If you’re going to take something up—learning a language or taking a course in managing difficult people or, say, meditating—you’d probably like to know whether it’s going to work, why you’re doing it, and what you might get out of it. Increasingly, we like those answers to come, if at all possible, in the form of some kind of data. We want evidence. Which is probably why mindfulness has grown in popularity in the 30 years since researchers started studying its effects in earnest.
The marriage of science and mindfulness has been a good thing. It has helped to ground the conversation about what mindfulness is good for in very practical terms. But, as in most marriages, there are areas that could use some attention.
For one thing, in our rush to have everything explained for us in the simplest possible terms (how does it all work?), we can grasp after overly simplistic explanations and take them as Truth (insert trumpet blast). Some neuroscientist friends of mine have become so tired of hearing about the amygdala that they want to muzzle the next person who brings it up (not really, but sort of). The amygdala is described as the emotional center of the brain (like a pulpy almond-shaped oversensitive child) and the pre-frontal cortex as home to the Executive Function (use a deep baritone to say that). The EF is like a team of smart people from MIT who have come in to keep the overreactive, fearful little amygdala in line. And Mindfulness (big M on the chest) can help the EF keep the amygdala from taking over the show.
It’s a nice story, and if it helps keep Johnny from smacking Jimmy on the playground, it’s all to the good.
The simple story, though, can obscure something truly awe-inspiring about the brain: Its functions are distributed in amazing ways throughout its many parts and are called forth through a complex web of connections that we may never fully understand. It is creating and recreating reality on the spot moment-to-moment. It’s not a static machine with different parts; it’s a firestorm of activity. Neuroscientists I’ve consulted caution us to be careful when we use models that are super neat and tidy. The map is not the territory. And real science proceeds not from certain knowledge of how the whole thing works but from an unending curiosity about what is going on. Questions trump answers.

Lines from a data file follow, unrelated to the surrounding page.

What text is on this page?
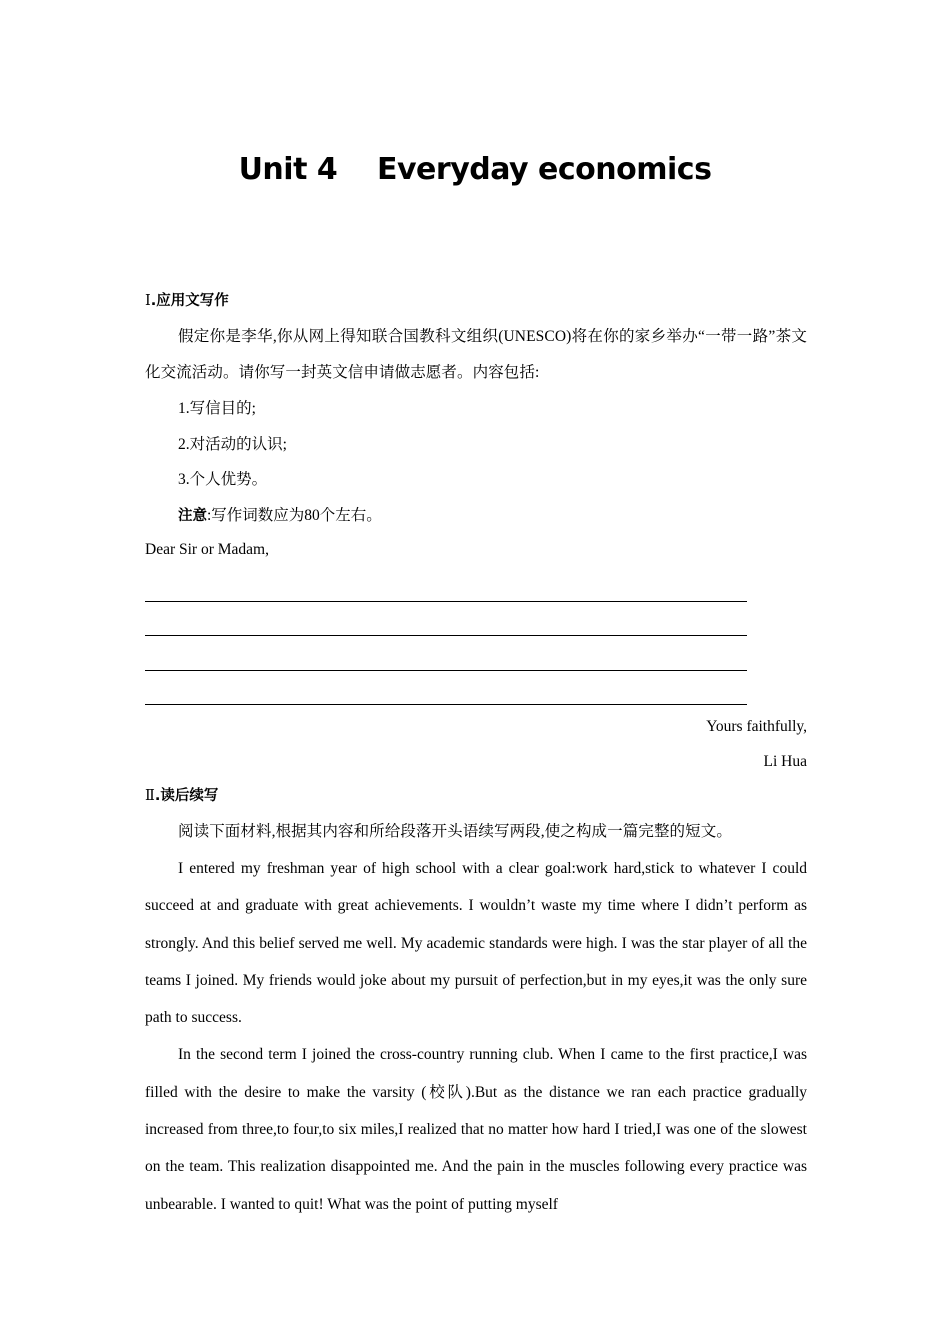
Unit 4    Everyday economics
Ⅰ.应用文写作
假定你是李华,你从网上得知联合国教科文组织(UNESCO)将在你的家乡举办“一带一路”茶文化交流活动。请你写一封英文信申请做志愿者。内容包括:
1.写信目的;
2.对活动的认识;
3.个人优势。
注意:写作词数应为80个左右。
Dear Sir or Madam,
Yours faithfully,
Li Hua
Ⅱ.读后续写
阅读下面材料,根据其内容和所给段落开头语续写两段,使之构成一篇完整的短文。
I entered my freshman year of high school with a clear goal:work hard,stick to whatever I could succeed at and graduate with great achievements. I wouldn’t waste my time where I didn’t perform as strongly. And this belief served me well. My academic standards were high. I was the star player of all the teams I joined. My friends would joke about my pursuit of perfection,but in my eyes,it was the only sure path to success.
In the second term I joined the cross-country running club. When I came to the first practice,I was filled with the desire to make the varsity (校队).But as the distance we ran each practice gradually increased from three,to four,to six miles,I realized that no matter how hard I tried,I was one of the slowest on the team. This realization disappointed me. And the pain in the muscles following every practice was unbearable. I wanted to quit! What was the point of putting myself
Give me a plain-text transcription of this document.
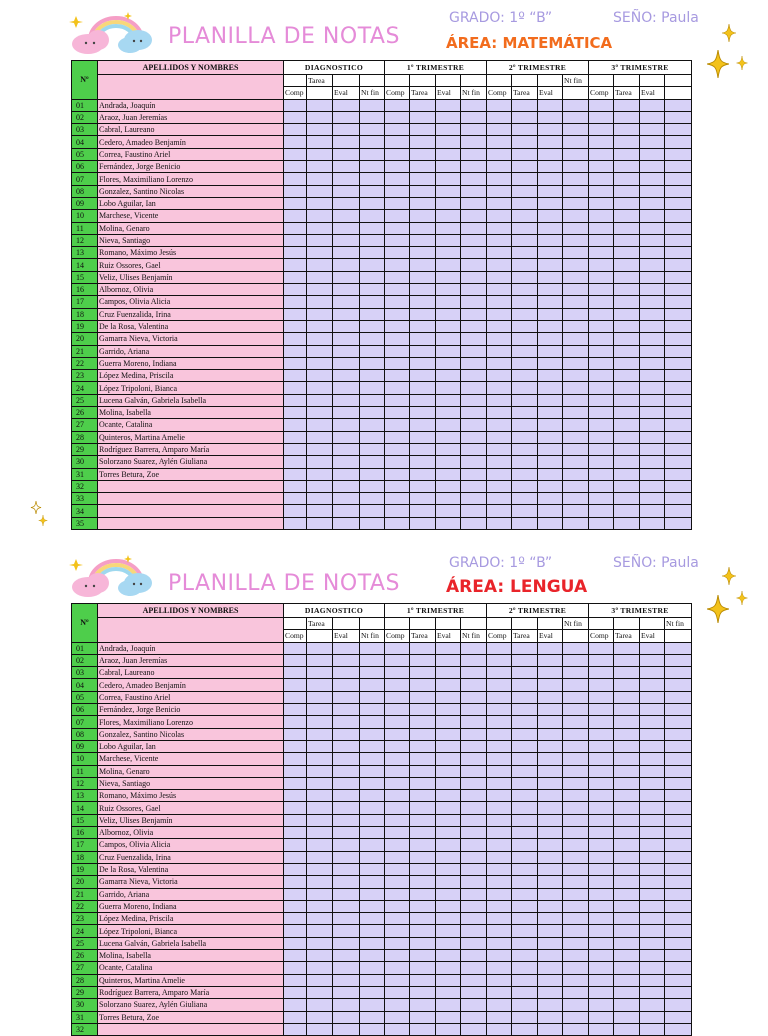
PLANILLA DE NOTAS
GRADO: 1º “B”	SEÑO: Paula
ÁREA: MATEMÁTICA
Nº	APELLIDOS Y NOMBRES	DIAGNOSTICO				1º TRIMESTRE				2º TRIMESTRE				3º TRIMESTRE			
			Tarea										Nt fin				
		Comp		Eval	Nt fin	Comp	Tarea	Eval	Nt fin	Comp	Tarea	Eval		Comp	Tarea	Eval	
01	Andrada, Joaquín																
02	Araoz, Juan Jeremías																
03	Cabral, Laureano																
04	Cedero, Amadeo Benjamín																
05	Correa, Faustino Ariel																
06	Fernández, Jorge Benicio																
07	Flores, Maximiliano Lorenzo																
08	Gonzalez, Santino Nicolas																
09	Lobo Aguilar, Ian																
10	Marchese, Vicente																
11	Molina, Genaro																
12	Nieva, Santiago																
13	Romano, Máximo Jesús																
14	Ruiz Ossores, Gael																
15	Veliz, Ulises Benjamín																
16	Albornoz, Olivia																
17	Campos, Olivia Alicia																
18	Cruz Fuenzalida, Irina																
19	De la Rosa, Valentina																
20	Gamarra Nieva, Victoria																
21	Garrido, Ariana																
22	Guerra Moreno, Indiana																
23	López Medina, Priscila																
24	López Tripoloni, Bianca																
25	Lucena Galván, Gabriela Isabella																
26	Molina, Isabella																
27	Ocante, Catalina																
28	Quinteros, Martina Amelie																
29	Rodríguez Barrera, Amparo María																
30	Solorzano Suarez, Aylén Giuliana																
31	Torres Betura, Zoe																
32																	
33																	
34																	
35																	
PLANILLA DE NOTAS
GRADO: 1º “B”	SEÑO: Paula
ÁREA: LENGUA
Nº	APELLIDOS Y NOMBRES	DIAGNOSTICO				1º TRIMESTRE				2º TRIMESTRE				3º TRIMESTRE			
			Tarea										Nt fin				Nt fin
		Comp		Eval	Nt fin	Comp	Tarea	Eval	Nt fin	Comp	Tarea	Eval		Comp	Tarea	Eval	
01	Andrada, Joaquín																
02	Araoz, Juan Jeremías																
03	Cabral, Laureano																
04	Cedero, Amadeo Benjamín																
05	Correa, Faustino Ariel																
06	Fernández, Jorge Benicio																
07	Flores, Maximiliano Lorenzo																
08	Gonzalez, Santino Nicolas																
09	Lobo Aguilar, Ian																
10	Marchese, Vicente																
11	Molina, Genaro																
12	Nieva, Santiago																
13	Romano, Máximo Jesús																
14	Ruiz Ossores, Gael																
15	Veliz, Ulises Benjamín																
16	Albornoz, Olivia																
17	Campos, Olivia Alicia																
18	Cruz Fuenzalida, Irina																
19	De la Rosa, Valentina																
20	Gamarra Nieva, Victoria																
21	Garrido, Ariana																
22	Guerra Moreno, Indiana																
23	López Medina, Priscila																
24	López Tripoloni, Bianca																
25	Lucena Galván, Gabriela Isabella																
26	Molina, Isabella																
27	Ocante, Catalina																
28	Quinteros, Martina Amelie																
29	Rodríguez Barrera, Amparo María																
30	Solorzano Suarez, Aylén Giuliana																
31	Torres Betura, Zoe																
32																	
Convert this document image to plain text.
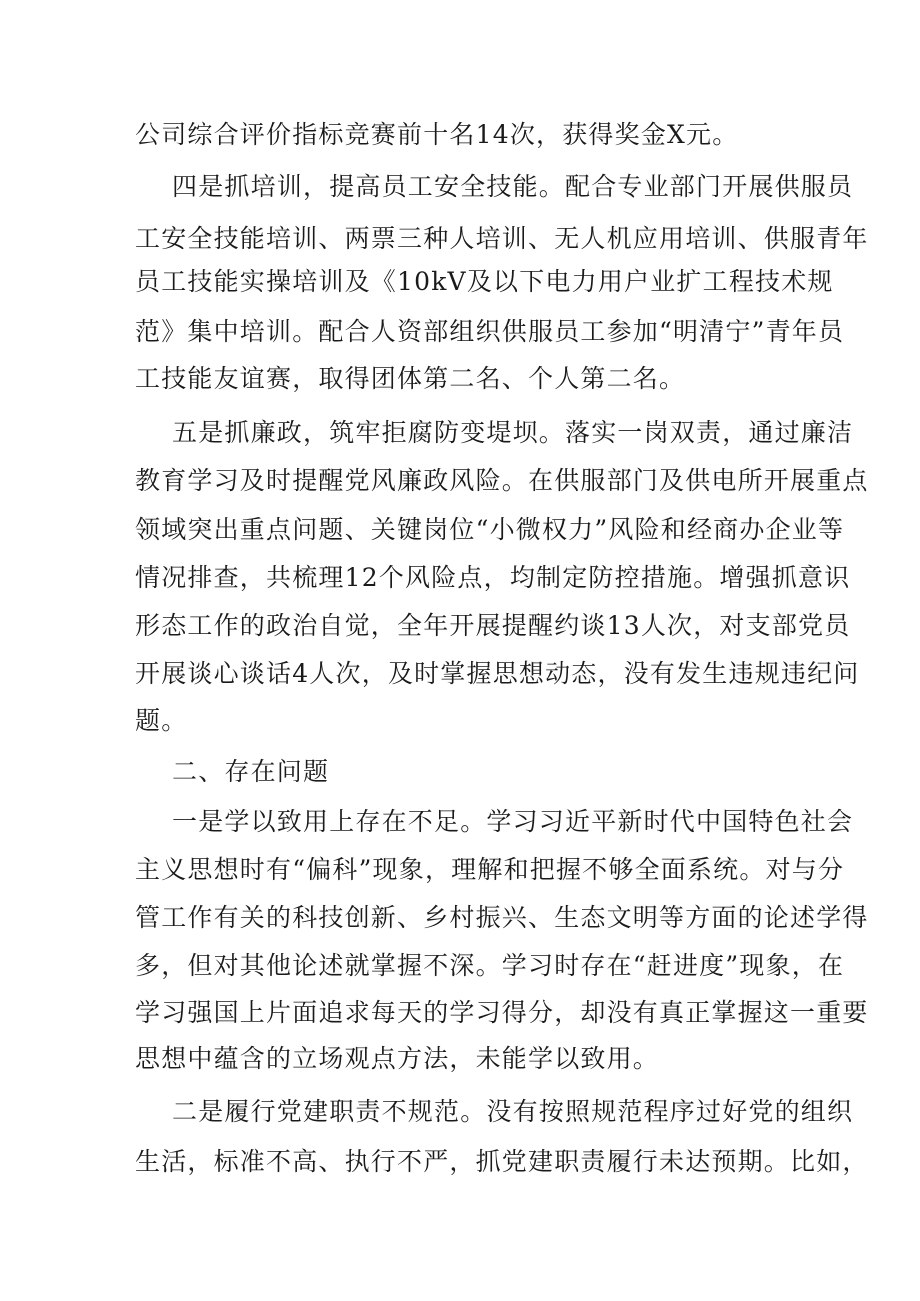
公司综合评价指标竞赛前十名14次，获得奖金X元。
四是抓培训，提高员工安全技能。配合专业部门开展供服员
工安全技能培训、两票三种人培训、无人机应用培训、供服青年
员工技能实操培训及《10kV及以下电力用户业扩工程技术规
范》集中培训。配合人资部组织供服员工参加“明清宁”青年员
工技能友谊赛，取得团体第二名、个人第二名。
五是抓廉政，筑牢拒腐防变堤坝。落实一岗双责，通过廉洁
教育学习及时提醒党风廉政风险。在供服部门及供电所开展重点
领域突出重点问题、关键岗位“小微权力”风险和经商办企业等
情况排查，共梳理12个风险点，均制定防控措施。增强抓意识
形态工作的政治自觉，全年开展提醒约谈13人次，对支部党员
开展谈心谈话4人次，及时掌握思想动态，没有发生违规违纪问
题。
二、存在问题
一是学以致用上存在不足。学习习近平新时代中国特色社会
主义思想时有“偏科”现象，理解和把握不够全面系统。对与分
管工作有关的科技创新、乡村振兴、生态文明等方面的论述学得
多，但对其他论述就掌握不深。学习时存在“赶进度”现象，在
学习强国上片面追求每天的学习得分，却没有真正掌握这一重要
思想中蕴含的立场观点方法，未能学以致用。
二是履行党建职责不规范。没有按照规范程序过好党的组织
生活，标准不高、执行不严，抓党建职责履行未达预期。比如，
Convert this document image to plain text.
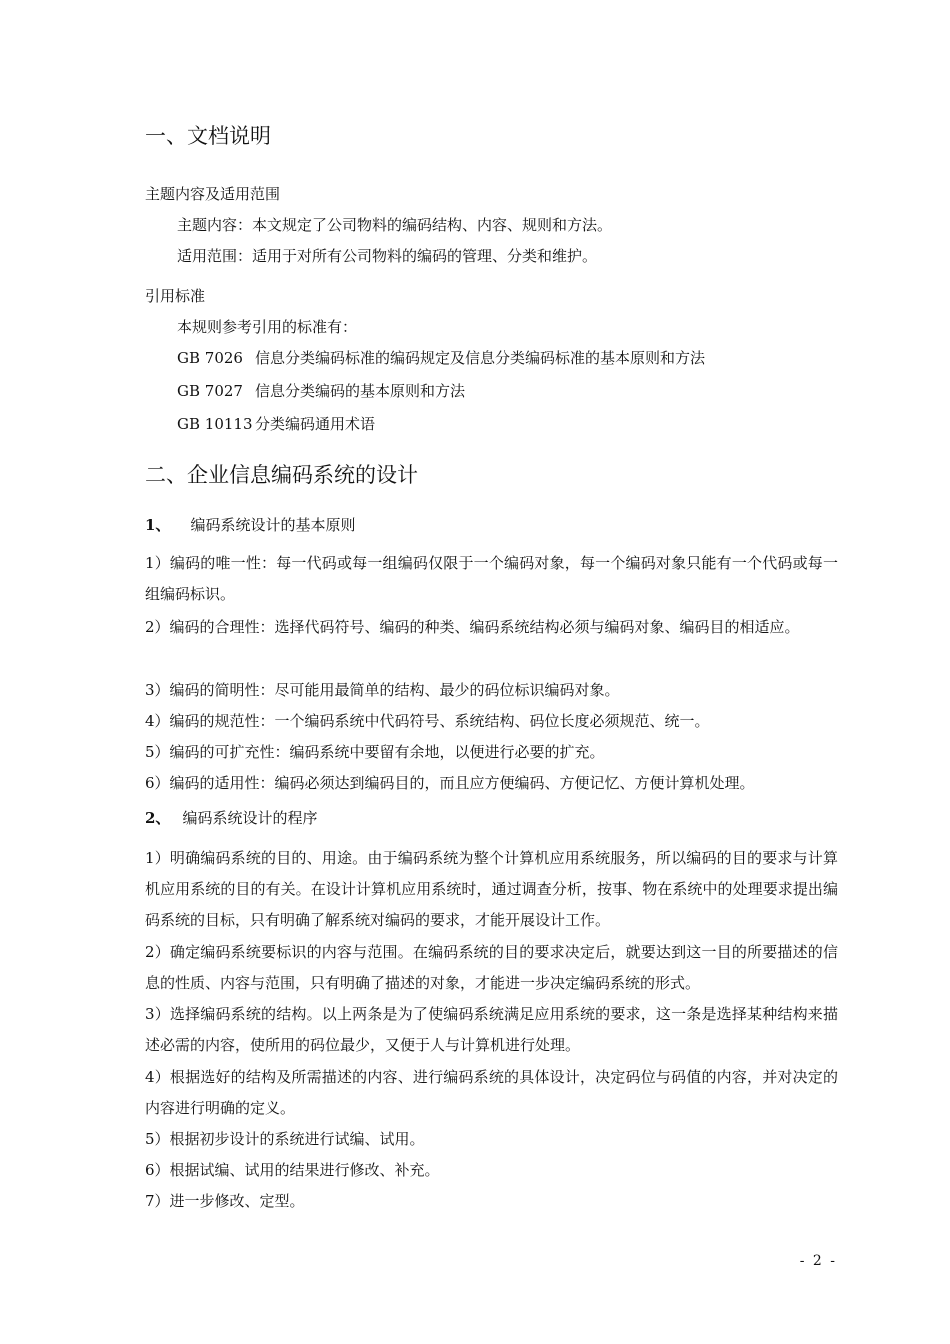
一、文档说明
主题内容及适用范围
主题内容：本文规定了公司物料的编码结构、内容、规则和方法。
适用范围：适用于对所有公司物料的编码的管理、分类和维护。
引用标准
本规则参考引用的标准有：
GB 7026 信息分类编码标准的编码规定及信息分类编码标准的基本原则和方法
GB 7027 信息分类编码的基本原则和方法
GB 10113 分类编码通用术语
二、企业信息编码系统的设计
1、 编码系统设计的基本原则
1）编码的唯一性：每一代码或每一组编码仅限于一个编码对象，每一个编码对象只能有一个代码或每一组编码标识。
2）编码的合理性：选择代码符号、编码的种类、编码系统结构必须与编码对象、编码目的相适应。
3）编码的简明性：尽可能用最简单的结构、最少的码位标识编码对象。
4）编码的规范性：一个编码系统中代码符号、系统结构、码位长度必须规范、统一。
5）编码的可扩充性：编码系统中要留有余地，以便进行必要的扩充。
6）编码的适用性：编码必须达到编码目的，而且应方便编码、方便记忆、方便计算机处理。
2、 编码系统设计的程序
1）明确编码系统的目的、用途。由于编码系统为整个计算机应用系统服务，所以编码的目的要求与计算机应用系统的目的有关。在设计计算机应用系统时，通过调查分析，按事、物在系统中的处理要求提出编码系统的目标，只有明确了解系统对编码的要求，才能开展设计工作。
2）确定编码系统要标识的内容与范围。在编码系统的目的要求决定后，就要达到这一目的所要描述的信息的性质、内容与范围，只有明确了描述的对象，才能进一步决定编码系统的形式。
3）选择编码系统的结构。以上两条是为了使编码系统满足应用系统的要求，这一条是选择某种结构来描述必需的内容，使所用的码位最少，又便于人与计算机进行处理。
4）根据选好的结构及所需描述的内容、进行编码系统的具体设计，决定码位与码值的内容，并对决定的内容进行明确的定义。
5）根据初步设计的系统进行试编、试用。
6）根据试编、试用的结果进行修改、补充。
7）进一步修改、定型。
- 2 -
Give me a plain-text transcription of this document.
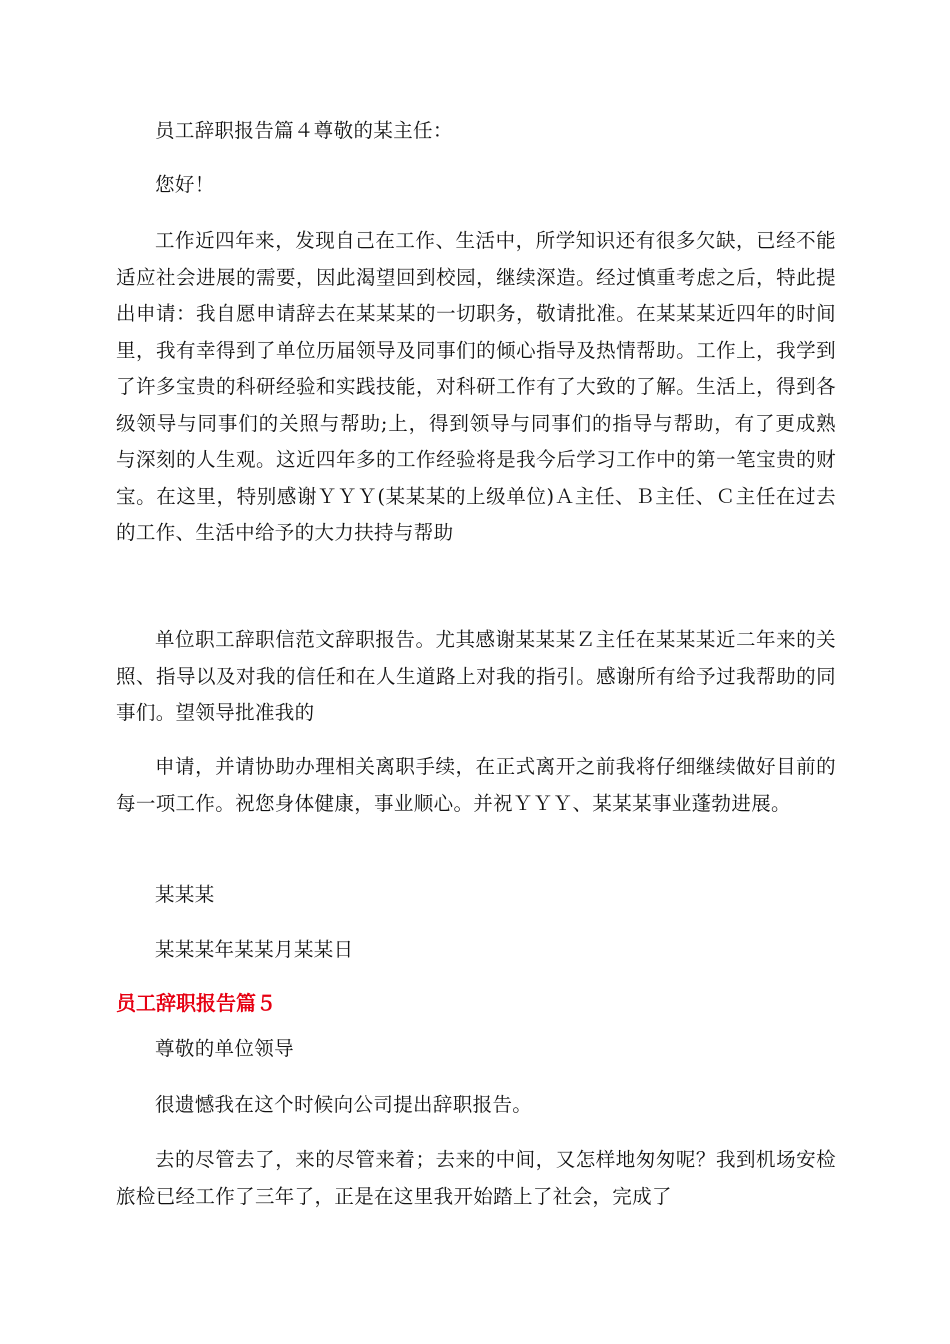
员工辞职报告篇４尊敬的某主任：

您好！

工作近四年来，发现自己在工作、生活中，所学知识还有很多欠缺，已经不能适应社会进展的需要，因此渴望回到校园，继续深造。经过慎重考虑之后，特此提出申请：我自愿申请辞去在某某某的一切职务，敬请批准。在某某某近四年的时间里，我有幸得到了单位历届领导及同事们的倾心指导及热情帮助。工作上，我学到了许多宝贵的科研经验和实践技能，对科研工作有了大致的了解。生活上，得到各级领导与同事们的关照与帮助;上，得到领导与同事们的指导与帮助，有了更成熟与深刻的人生观。这近四年多的工作经验将是我今后学习工作中的第一笔宝贵的财宝。在这里，特别感谢ＹＹＹ(某某某的上级单位)Ａ主任、Ｂ主任、Ｃ主任在过去的工作、生活中给予的大力扶持与帮助

单位职工辞职信范文辞职报告。尤其感谢某某某Ｚ主任在某某某近二年来的关照、指导以及对我的信任和在人生道路上对我的指引。感谢所有给予过我帮助的同事们。望领导批准我的

申请，并请协助办理相关离职手续，在正式离开之前我将仔细继续做好目前的每一项工作。祝您身体健康，事业顺心。并祝ＹＹＹ、某某某事业蓬勃进展。

某某某

某某某年某某月某某日

员工辞职报告篇５

尊敬的单位领导

很遗憾我在这个时候向公司提出辞职报告。

去的尽管去了，来的尽管来着；去来的中间，又怎样地匆匆呢？我到机场安检旅检已经工作了三年了，正是在这里我开始踏上了社会，完成了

Many scientists studying mindfulness also find it disconcerting when assertions are made about how much has been proven about the effectiveness of mindfulness. As papers in a special issue of American Psychologist (October 2015) devoted to the topic made clear, the study of mindfulness is in its infancy and many methodological hurdles must be overtaken in order to strengthen what we can conclude from studying humans who meditate. Early results are encouraging, but compared to something like the effects of exercise, we’re decades away from the day when the study of mindfulness is a mature field. It’s an exciting time to be studying mindfulness, but let’s be clear about what we do not know. That’s a fundamental principle that science and mindfulness share: Keep an open mind.